BIRD KISSーアトラクティブなパイロットと運命の恋ー
「おい。大丈夫か?」

 先ほどとは打って変わり、柔らかな声で心配されると、月穂はその場にへたり込んでしまった。
 彼が慌てて差し伸べた手に、月穂は右手をゆっくり重ねる。そこで初めて、自分の手が小さく震えていることに気がつく。

(……本当に怖かった。助かってよかった)

 彼の手に触れ、改めてその温もりに安心感を覚えた。

「で? 行きたいところには行けた?」

 彼は月穂の身体をゆっくり引き上げる。月穂は立ち上がり、無言で一度頷いた。

「そう。じゃあ帰るぞ」

 すると、当たり前のように月穂の手を取り、歩き出した。

 数分前、走って逃げたときにも手を繋いでいたけれど、あのときは無我夢中で逃げること以外にはなにも考えられなかった。
 けれども、今度は別の緊張で手が震えそうだ。月穂は彼の手を軽く握り返すことで、手の震えをごまかした。

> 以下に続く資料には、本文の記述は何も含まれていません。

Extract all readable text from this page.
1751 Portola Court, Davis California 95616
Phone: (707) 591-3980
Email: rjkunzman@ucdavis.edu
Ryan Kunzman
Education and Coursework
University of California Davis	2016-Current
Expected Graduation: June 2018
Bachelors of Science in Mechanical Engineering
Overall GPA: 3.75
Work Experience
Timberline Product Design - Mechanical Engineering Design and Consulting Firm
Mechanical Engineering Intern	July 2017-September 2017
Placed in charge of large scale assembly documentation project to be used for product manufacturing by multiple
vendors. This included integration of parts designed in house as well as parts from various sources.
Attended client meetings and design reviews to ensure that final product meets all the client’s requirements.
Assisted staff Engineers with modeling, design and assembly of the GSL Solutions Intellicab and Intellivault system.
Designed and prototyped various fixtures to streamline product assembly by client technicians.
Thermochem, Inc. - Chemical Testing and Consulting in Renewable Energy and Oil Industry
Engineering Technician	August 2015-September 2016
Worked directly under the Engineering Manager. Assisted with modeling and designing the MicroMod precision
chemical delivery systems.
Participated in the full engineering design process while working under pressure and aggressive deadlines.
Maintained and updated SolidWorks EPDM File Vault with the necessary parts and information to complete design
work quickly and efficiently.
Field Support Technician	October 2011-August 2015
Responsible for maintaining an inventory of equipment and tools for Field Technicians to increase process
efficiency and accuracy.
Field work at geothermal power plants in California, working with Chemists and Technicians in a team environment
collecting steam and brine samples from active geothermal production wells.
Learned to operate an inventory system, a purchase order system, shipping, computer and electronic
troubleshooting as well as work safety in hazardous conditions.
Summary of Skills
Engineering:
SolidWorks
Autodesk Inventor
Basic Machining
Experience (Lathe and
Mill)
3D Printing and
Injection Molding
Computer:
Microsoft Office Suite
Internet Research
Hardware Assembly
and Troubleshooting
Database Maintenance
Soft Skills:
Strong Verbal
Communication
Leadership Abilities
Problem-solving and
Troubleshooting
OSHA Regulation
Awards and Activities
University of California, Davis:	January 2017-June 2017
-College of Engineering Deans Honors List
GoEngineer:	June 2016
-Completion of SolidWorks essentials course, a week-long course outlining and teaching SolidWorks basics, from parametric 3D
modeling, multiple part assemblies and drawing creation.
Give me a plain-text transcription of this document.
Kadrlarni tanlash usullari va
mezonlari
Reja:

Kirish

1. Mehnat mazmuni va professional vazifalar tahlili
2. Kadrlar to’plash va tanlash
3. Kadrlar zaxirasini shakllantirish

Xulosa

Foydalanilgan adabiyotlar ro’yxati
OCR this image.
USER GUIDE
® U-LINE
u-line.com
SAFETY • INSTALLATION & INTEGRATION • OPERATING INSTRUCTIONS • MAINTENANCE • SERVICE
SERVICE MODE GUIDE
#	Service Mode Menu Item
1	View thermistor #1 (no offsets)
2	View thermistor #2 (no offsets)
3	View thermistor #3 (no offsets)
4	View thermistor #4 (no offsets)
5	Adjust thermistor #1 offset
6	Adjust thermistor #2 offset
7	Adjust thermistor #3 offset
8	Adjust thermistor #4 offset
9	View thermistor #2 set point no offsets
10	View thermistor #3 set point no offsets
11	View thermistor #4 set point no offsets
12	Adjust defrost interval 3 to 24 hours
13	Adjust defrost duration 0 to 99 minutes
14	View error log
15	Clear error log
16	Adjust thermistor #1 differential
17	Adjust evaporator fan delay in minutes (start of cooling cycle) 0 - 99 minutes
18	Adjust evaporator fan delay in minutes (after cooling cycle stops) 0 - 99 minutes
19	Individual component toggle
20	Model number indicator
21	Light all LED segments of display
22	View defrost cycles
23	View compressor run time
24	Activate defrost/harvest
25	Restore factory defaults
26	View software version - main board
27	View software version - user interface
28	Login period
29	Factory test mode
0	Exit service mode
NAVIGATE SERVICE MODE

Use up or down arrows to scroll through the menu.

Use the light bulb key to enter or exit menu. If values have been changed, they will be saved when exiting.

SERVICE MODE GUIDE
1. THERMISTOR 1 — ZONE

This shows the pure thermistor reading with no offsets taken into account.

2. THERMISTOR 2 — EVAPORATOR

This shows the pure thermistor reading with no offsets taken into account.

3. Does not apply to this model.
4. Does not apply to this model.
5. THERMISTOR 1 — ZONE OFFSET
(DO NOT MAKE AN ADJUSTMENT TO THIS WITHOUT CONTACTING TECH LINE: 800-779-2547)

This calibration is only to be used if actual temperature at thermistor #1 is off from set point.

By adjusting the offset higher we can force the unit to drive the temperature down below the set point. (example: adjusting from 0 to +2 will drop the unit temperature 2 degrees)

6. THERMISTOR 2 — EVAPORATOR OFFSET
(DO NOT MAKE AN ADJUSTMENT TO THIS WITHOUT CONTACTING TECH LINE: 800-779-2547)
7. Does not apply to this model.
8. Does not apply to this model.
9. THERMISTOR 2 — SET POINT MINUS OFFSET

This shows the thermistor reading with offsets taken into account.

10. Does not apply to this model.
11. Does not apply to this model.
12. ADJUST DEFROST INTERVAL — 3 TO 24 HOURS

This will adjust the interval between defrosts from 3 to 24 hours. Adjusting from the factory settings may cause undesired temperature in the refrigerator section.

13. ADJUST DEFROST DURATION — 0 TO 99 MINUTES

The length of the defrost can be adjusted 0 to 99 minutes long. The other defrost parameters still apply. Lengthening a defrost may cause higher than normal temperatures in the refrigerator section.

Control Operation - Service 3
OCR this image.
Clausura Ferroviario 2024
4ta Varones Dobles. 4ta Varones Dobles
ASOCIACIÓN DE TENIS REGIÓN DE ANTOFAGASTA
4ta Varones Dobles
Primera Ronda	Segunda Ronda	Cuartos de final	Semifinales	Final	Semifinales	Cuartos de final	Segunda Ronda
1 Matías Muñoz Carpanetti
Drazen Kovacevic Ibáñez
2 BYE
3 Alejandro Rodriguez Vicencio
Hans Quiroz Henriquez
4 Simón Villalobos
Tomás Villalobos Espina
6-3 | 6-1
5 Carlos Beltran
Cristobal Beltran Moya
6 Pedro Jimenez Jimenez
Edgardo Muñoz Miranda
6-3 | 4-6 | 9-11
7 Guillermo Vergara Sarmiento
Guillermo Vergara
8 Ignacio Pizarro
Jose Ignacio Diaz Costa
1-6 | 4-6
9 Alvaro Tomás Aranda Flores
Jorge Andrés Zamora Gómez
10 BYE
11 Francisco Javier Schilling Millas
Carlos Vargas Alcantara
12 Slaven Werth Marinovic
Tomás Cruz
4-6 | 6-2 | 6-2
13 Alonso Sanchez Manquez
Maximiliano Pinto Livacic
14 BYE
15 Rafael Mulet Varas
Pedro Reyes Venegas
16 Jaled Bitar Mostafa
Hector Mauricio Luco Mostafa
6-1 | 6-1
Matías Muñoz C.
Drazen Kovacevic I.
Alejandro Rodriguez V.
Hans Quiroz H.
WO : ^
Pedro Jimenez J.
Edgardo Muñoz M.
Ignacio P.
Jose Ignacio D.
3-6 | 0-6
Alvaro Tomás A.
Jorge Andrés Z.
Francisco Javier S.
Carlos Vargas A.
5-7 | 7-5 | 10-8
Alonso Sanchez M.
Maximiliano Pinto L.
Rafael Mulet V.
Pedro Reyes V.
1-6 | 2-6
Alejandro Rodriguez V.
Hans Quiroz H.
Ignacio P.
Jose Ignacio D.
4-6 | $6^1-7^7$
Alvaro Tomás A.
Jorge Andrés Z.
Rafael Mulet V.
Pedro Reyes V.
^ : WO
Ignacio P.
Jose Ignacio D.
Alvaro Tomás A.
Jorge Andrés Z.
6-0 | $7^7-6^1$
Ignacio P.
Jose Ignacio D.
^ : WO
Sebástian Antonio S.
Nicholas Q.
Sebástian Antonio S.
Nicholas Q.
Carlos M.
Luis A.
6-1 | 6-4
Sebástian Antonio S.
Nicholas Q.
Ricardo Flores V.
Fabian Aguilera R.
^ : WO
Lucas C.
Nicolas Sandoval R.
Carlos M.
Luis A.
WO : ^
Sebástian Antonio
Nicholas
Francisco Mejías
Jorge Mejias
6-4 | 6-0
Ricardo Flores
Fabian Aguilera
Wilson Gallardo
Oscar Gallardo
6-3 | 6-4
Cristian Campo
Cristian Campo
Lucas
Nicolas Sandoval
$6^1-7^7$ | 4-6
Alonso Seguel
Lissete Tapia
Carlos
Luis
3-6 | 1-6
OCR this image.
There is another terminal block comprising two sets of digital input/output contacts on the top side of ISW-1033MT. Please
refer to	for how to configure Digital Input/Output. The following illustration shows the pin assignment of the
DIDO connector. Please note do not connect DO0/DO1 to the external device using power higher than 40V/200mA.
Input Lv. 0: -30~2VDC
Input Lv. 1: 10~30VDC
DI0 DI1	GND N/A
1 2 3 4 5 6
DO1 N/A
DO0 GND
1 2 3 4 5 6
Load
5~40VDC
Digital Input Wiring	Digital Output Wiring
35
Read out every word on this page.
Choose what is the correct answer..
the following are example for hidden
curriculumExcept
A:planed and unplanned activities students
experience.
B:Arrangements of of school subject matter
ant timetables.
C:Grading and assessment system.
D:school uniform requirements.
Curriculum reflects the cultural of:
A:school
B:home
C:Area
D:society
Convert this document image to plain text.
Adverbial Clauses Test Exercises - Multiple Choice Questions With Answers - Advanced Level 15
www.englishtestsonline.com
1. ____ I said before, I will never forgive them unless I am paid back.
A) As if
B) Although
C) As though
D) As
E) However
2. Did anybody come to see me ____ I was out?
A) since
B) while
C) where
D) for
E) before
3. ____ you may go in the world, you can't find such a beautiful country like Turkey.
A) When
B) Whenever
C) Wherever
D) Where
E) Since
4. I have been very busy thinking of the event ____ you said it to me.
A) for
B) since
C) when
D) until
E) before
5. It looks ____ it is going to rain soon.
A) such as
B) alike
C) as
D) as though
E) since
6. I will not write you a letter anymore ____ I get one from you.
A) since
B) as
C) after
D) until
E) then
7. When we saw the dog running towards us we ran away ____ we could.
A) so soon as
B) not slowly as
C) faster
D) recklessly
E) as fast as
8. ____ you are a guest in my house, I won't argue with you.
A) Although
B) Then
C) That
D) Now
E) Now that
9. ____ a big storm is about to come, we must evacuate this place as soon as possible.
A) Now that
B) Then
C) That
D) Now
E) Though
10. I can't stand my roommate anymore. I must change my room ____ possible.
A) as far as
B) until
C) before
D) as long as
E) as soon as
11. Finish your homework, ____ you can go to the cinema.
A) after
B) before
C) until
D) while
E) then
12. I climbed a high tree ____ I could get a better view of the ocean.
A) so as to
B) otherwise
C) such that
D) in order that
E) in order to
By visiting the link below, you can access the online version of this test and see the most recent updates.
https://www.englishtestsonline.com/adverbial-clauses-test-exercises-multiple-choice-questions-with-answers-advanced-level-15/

「観光してたってことは、行きたいところへは行けたんだ」

 彼は空を見上げ、緊張を和らげるような優しい声色で言った。

「はい。やっぱり勇気を出して来てよかったと思います。絶対に私の人生の幅が広がった。いい経験になりました」

 月穂は、今は自分にとっての転機かもしれないと考え、今回思い切って行動し、ロサンゼルスに来た。
 そして、それは確実に自分にプラスの経験となったと感じている。

 すると突然、彼が笑った。

「あんな怖い目に遭った直後なのに、それを忘れて満足そうな顔で『いい経験になった』だなんてすごいな」
「あ……」
「まあ、これもある意味いい経験だったか」

 彼の指摘はもっともで、本来なら今頃後悔しているどころか、どうなっていたかわからない。
 今、笑っていられるのは彼のおかげなのだと思い出した。

 しかし、あまりに彼が可笑しそうにするものだから、月穂は思わず頬を膨らませた。

「も、もう変なところで好奇を持ったりしませんから!」

 その後、ふたりはタクシーに乗り、会話は途切れた。
 月穂はホッとしたせいか、気づけば車内で眠ってしまっていた。